The effect of EptB on various phenotypes of the ΔphoP mutant. (A) Growth defect of the ΔphoP and ΔphoQ mutant strains under various envelope stress conditions. The cells of the indicated strains were serially diluted from 10⁸ to 10⁴ cells/mL in 10-fold steps and spotted onto LB plates with or without the indicated chemicals, or an acidic LB plate. (B) The effect of EptB inactivation on the sensitivity of the ΔphoP mutant to envelope stress. The cells of the indicated strains were serially diluted from 10⁸ to 10⁴ cells/mL in 10-fold steps and spotted onto LB plates with or without the indicated chemicals, or an acidic LB plate. (C) The effect of PhoP on the MICs of antibiotics. The MICs of various antibiotics were measured against the wild-type and ΔphoP mutant strains in MH medium. The relative MIC values for the ΔphoP mutant cells compared to those for the wild-type cells are presented. (D) The effect of EptB inactivation on the altered susceptibility of the ΔphoP mutant against antibiotics. The cells of the indicated strains were serially diluted from 10⁸ to 10⁴ cells/mL in 10-fold steps and spotted onto LB plates with or without the indicated concentrations of antibiotics. (A, B, and D) The experiments were performed in triplicate, and a representative image is presented.

FIG 6

The intracellular accumulated levels of doxycycline. At the early exponential phase, 0.5 mg/mL of doxycycline was added to LB medium and the cells were harvested after additional incubation for 20 min at 37°C. After washing, the harvested cells were disrupted and cell debris was removed by centrifugation. After removing soluble proteins using acetonitrile, the doxycycline level in the supernatant was determined using a Doxycycline ELISA Kit. The doxycycline level was estimated by measuring the absorbance at 450 nm. The exact concentration of doxycycline was estimated based on the standard curve made using the standard concentrations of doxycycline. Data were produced from three independent experiments. Statistical significance was determined using the student’s t-test. **P < 0.01; ***P < 0.001.

FIG 7

The depletion of EptB induces tetracycline and glycylcycline resistance. (A) The effect of inactivation of the phosphoethanolamine transferases on the sensitivity of the ΔphoP mutant to doxycycline.

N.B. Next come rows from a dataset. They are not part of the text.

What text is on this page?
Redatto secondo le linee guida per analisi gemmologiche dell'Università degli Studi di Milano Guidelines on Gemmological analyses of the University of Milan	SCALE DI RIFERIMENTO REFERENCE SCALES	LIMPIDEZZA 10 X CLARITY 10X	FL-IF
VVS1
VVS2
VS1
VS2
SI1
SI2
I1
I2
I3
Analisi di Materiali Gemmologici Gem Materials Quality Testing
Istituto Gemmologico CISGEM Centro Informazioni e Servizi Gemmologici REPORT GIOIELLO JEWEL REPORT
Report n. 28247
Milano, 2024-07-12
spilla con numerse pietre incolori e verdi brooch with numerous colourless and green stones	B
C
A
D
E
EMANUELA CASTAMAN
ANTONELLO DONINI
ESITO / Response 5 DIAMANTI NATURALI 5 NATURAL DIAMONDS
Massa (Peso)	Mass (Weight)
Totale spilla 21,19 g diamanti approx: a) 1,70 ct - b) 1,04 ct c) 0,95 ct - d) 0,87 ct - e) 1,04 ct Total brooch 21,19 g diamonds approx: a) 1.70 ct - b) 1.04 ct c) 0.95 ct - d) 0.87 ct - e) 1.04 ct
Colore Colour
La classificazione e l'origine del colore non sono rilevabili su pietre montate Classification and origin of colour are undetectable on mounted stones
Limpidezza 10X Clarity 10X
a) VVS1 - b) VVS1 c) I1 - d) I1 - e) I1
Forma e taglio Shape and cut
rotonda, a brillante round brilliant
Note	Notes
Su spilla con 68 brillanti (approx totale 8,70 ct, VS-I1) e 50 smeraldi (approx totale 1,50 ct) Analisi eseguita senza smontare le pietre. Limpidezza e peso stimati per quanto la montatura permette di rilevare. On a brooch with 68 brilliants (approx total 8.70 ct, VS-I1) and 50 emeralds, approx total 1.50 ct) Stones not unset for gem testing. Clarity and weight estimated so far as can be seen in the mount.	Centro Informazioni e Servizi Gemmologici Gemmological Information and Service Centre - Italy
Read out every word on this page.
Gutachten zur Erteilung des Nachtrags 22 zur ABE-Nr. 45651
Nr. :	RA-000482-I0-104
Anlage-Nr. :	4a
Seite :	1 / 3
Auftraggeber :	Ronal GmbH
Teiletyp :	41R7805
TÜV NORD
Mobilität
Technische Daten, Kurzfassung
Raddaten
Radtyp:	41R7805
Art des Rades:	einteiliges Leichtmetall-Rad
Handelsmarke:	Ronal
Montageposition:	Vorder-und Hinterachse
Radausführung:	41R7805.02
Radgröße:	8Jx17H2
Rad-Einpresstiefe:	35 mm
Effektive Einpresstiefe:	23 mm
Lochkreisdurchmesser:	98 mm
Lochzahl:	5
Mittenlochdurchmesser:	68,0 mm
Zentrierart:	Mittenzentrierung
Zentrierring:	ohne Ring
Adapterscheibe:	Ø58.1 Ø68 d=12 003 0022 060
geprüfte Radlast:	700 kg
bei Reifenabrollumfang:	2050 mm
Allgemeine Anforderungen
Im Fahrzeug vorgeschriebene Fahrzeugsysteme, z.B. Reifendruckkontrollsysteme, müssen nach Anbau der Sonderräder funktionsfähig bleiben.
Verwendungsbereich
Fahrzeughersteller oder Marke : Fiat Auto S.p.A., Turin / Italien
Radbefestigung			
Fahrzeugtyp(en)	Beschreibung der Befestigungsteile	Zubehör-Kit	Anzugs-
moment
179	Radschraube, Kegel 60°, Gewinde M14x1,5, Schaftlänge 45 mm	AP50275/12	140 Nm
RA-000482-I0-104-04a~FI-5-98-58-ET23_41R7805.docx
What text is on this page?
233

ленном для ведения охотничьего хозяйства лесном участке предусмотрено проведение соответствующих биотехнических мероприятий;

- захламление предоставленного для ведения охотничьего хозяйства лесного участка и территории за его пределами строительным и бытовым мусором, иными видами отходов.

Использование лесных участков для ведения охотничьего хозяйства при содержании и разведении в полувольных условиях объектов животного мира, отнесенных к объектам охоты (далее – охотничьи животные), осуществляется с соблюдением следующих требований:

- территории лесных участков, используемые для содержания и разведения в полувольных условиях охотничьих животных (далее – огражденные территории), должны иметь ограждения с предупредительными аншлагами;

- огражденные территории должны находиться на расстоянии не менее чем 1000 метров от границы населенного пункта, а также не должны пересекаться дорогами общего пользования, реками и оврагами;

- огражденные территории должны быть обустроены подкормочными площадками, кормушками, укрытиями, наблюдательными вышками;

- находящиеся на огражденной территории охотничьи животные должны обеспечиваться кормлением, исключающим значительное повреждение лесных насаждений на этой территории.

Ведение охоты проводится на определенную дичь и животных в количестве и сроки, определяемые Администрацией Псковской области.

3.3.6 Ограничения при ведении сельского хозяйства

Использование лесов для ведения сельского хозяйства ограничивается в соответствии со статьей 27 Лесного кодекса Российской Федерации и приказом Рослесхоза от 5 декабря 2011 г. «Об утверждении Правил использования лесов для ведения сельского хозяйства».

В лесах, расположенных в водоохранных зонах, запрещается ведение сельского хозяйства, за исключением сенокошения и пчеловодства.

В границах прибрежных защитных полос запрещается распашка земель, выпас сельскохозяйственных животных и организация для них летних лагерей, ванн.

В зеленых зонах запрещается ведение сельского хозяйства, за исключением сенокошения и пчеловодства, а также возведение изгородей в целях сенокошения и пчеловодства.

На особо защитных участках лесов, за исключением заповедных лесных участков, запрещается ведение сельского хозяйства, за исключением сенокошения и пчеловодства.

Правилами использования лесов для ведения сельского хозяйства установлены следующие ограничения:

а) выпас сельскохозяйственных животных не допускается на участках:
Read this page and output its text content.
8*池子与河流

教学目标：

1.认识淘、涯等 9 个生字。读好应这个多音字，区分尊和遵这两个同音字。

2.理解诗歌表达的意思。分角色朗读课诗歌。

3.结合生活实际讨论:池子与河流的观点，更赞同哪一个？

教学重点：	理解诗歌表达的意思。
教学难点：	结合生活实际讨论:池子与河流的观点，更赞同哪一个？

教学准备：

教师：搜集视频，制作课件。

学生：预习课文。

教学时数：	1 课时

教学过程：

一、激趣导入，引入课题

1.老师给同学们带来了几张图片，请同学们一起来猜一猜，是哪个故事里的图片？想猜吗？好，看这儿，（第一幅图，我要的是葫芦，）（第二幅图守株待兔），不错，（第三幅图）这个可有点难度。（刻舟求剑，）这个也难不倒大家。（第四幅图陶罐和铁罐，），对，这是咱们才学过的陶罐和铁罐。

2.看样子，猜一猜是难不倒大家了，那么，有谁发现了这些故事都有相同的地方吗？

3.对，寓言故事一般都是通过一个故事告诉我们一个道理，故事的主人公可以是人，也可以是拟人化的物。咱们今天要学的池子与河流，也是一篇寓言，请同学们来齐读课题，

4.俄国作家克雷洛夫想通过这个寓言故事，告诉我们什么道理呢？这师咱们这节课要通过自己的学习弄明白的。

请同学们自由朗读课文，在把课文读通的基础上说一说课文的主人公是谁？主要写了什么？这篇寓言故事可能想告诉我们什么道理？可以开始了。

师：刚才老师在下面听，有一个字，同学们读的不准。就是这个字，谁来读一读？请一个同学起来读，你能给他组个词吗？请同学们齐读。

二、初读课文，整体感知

The cells of the indicated strains were serially diluted from 10⁸ to 10⁴ cells/mL in 10-fold steps and spotted onto LB plates with or without doxycycline. (B) The effect of EptB depletion on the MICs of antibiotics. The MICs of various antibiotics were measured against the wild-type and ΔeptB mutant strains in MH medium. The relative MIC values for the ΔeptB mutant cells compared to those for the wild-type cells are presented. (C) The resistance of the ΔeptB mutant to tetracycline and glycylcycline antibiotics. The cells of the indicated strains were serially diluted from 10⁸ to 10⁴ cells/mL in 10-fold steps and spotted onto LB plates with or without the indicated concentration of each antibiotic. The experiments were performed in triplicate, and a representative image is presented.